The fear in his voice told Cook it was serious. She dialed 911 immediately, knowing it could take time for an ambulance to navigate the country roads in Fentress County, Tennessee.
She got dressed and made the short drive across the family farm, over two bridges and a creek, to her mother’s house. Cook prayed that one of the three ambulances covering their roughly 500-square mile county was near.
When Cook arrived, she found her mother, Lottie Crouch, in the bathroom, unable to stand or walk. Cook, a licensed practical nurse, quickly recognized the signs: lopsided face, one side of the mouth drooping.
Her mama was having a stroke.
“I was petrified,” Cook recalled. She started her career working with stroke rehab patients and knew that getting the right care fast could mean life or death. Or a big difference in her mother’s quality of life. Crouch was 75 and still energetic and loved doing things like firing up a kettle of soup for herself. To continue living the life Crouch knew, each step toward getting care in a rural area had to go right.
But when the paramedics arrived, one of the biggest questions was: Where would they take Crouch for care?
Across the nation, nearly 800,000 people suffer strokes each year. The issue is particularly acute across the regions of Appalachia and the Mississippi Delta, where more than 80% of counties have stroke death rates above the national average. Many of these counties also face high rates of poverty and are home to vulnerable elderly populations. They have a shortage of medical providers or have seen local hospitals shutter.
In Tennessee, 2 million people — nearly one-third of the state — are people like Crouch who live more than 45 minutes from a hospital that is stroke-certified and able to provide the most advanced care, according to a new analysis by KHN and InvestigateTV. And rates are even higher in Delta states such as Arkansas and Mississippi, where more than half of residents must drive longer than 45 minutes to those specialized stroke centers.

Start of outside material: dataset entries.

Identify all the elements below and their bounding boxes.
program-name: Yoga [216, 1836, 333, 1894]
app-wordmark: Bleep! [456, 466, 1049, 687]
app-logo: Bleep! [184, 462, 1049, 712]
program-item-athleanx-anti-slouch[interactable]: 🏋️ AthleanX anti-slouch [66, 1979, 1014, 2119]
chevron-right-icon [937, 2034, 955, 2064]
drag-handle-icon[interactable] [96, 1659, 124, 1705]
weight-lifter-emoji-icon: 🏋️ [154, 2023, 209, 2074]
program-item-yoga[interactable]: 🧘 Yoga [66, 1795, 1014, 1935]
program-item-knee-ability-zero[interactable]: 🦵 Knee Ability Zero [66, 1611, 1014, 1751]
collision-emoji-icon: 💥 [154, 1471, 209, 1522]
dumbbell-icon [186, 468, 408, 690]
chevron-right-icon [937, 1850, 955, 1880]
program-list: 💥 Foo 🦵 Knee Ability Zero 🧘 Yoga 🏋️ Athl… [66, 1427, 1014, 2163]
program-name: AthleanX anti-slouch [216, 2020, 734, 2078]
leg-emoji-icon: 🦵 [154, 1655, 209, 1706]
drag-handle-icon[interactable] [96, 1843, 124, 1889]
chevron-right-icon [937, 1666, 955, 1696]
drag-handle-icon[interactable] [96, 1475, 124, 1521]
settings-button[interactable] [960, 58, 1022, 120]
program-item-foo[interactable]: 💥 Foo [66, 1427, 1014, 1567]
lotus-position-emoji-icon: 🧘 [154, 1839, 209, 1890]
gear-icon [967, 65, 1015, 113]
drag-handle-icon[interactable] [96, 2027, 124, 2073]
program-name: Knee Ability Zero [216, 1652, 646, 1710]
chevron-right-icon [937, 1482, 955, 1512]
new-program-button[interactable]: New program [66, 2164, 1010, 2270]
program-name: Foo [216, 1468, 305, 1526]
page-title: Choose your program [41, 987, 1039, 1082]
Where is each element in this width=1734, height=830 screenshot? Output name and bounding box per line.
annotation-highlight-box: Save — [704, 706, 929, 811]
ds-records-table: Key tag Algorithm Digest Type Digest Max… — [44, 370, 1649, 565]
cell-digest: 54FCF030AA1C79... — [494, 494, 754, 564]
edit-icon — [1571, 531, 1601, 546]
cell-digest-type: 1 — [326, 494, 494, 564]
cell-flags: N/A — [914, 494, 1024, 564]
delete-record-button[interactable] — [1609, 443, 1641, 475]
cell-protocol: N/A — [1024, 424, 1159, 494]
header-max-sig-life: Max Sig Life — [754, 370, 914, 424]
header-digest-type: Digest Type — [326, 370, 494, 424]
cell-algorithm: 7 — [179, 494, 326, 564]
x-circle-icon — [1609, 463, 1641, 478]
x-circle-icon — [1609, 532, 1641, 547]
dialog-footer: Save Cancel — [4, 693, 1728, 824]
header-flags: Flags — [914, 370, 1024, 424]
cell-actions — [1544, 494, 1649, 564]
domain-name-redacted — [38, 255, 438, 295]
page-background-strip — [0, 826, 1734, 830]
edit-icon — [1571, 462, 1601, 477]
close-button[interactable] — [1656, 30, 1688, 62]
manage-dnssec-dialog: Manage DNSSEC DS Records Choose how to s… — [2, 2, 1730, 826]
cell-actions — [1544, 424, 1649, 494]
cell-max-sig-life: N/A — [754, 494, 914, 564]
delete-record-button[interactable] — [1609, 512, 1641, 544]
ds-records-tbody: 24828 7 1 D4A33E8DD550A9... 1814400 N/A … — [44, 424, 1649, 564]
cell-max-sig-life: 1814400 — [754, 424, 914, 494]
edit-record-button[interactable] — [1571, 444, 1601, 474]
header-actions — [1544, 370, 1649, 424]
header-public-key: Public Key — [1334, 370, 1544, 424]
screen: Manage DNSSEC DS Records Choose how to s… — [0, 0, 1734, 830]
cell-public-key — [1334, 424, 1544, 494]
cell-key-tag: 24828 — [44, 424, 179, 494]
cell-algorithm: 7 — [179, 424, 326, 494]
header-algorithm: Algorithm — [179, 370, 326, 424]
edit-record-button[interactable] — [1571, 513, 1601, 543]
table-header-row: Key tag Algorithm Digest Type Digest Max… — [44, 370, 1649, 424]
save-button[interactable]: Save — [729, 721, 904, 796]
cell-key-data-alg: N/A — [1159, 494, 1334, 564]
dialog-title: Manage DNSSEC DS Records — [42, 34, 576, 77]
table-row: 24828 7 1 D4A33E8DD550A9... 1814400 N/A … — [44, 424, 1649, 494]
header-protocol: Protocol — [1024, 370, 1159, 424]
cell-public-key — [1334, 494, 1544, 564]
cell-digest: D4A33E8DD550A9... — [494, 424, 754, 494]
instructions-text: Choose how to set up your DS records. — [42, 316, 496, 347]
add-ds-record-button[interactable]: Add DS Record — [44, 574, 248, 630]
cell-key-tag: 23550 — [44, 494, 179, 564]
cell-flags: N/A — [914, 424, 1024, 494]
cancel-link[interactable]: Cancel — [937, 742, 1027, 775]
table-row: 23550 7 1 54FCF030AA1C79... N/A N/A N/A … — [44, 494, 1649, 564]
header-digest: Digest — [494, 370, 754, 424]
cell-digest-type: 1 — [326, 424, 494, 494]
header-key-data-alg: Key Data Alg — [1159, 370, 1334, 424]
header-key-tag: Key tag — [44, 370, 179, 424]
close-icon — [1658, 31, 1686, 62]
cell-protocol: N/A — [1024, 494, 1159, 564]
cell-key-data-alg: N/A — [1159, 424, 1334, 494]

The analysis is part of a yearlong project called Bridging the Great Health Divide, in which KHN and Gray Television’s national investigative team, InvestigateTV, are digging into health issues that have historically plagued these regions. Strokes are chief among them. Despite medical advancements in stroke care, routing patients from rural parts of Appalachia and the Delta to the appropriate facility is an intricate jigsaw puzzle.